I have often stared at documents like gas bills and been amazed to see things like account numbers or other identification numbers as long as 18 or 20 digits. There are only about 7 × 109 people in the world. Some account numbers are so long you could give separate account numbers to every member of the population on a billion planets with populations like ours. Those numbers could record the addresses and ages and incomes of the customers instead of just being random digit strings. But we don’t do that. The information society that people get so worried about — the world in which The Government knows all your details and tracks everything you do — hasn’t arrived yet, and probably never will. We’re not that organized as a species. We waste too much time and too many of our computational resources keeping track of pointless random digit strings and being unable to relate them to each other.

This is an interesting misconception on a couple of levels. First, most long strings of numbers aren’t simply random. They encode information in various portions of the digits, and they usually (though not always!) do it for good reasons. One of the most common reasons is to make the numbers comprehensible to trained human beings. If the first two digits of a part number indicate that it’s a TV set, for example, that can make life a lot easier for a clerk who’s entering the order. People frequently write down part numbers incorrectly, and human-readable chunks that don’t match the English-language description can alert order-entry clerks that there’s a problem. This in turn saves a ton of time and trouble remediating bad product shipments. I can attest from personal experience that this ability to decipher chunks of long alphanumeric strings comes in handy in a million different ways.

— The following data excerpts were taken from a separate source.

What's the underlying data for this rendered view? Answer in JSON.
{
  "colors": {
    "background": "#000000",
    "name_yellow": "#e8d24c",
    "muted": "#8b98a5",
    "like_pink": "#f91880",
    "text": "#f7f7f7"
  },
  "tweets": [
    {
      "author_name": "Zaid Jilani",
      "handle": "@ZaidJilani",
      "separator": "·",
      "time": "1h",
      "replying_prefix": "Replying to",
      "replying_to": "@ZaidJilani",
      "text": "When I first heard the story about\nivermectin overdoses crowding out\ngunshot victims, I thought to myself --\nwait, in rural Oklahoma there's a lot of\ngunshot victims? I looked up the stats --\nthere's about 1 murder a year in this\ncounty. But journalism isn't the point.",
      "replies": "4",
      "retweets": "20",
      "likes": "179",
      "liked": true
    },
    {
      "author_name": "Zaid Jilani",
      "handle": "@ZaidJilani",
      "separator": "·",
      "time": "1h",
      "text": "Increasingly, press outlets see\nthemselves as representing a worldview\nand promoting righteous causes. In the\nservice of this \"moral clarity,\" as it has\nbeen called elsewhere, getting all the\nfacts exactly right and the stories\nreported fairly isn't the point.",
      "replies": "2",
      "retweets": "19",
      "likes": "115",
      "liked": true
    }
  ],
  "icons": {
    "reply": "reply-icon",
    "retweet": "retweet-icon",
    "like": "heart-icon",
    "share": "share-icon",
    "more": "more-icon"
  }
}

(Another example: yesterday Marian and I bought a new refrigerator. It turns out that in the model numbers used at Sears, “3” means stainless steel and “2” means white. We were able to catch a mistake before it happened by knowing this and mentioning it to the sales person who was helping us.)

Second, the fact that these strings of digits are or aren’t random, and may or may not be longer than they need to be, has exactly zero effect on the government’s ability to track everything we do. It does not imply any lack of organization, nor does it make anyone’s job harder. The computational resources used to keep track of strings of digits is probably something like 0.0001% of the world’s computational resources, and believe me, the fact that IP addresses are long doesn’t slow down the NSA one bit. However, the fact that, in this case, they are largely random, slows them down a lot. There are times when we should praise randomness, and this is one of them.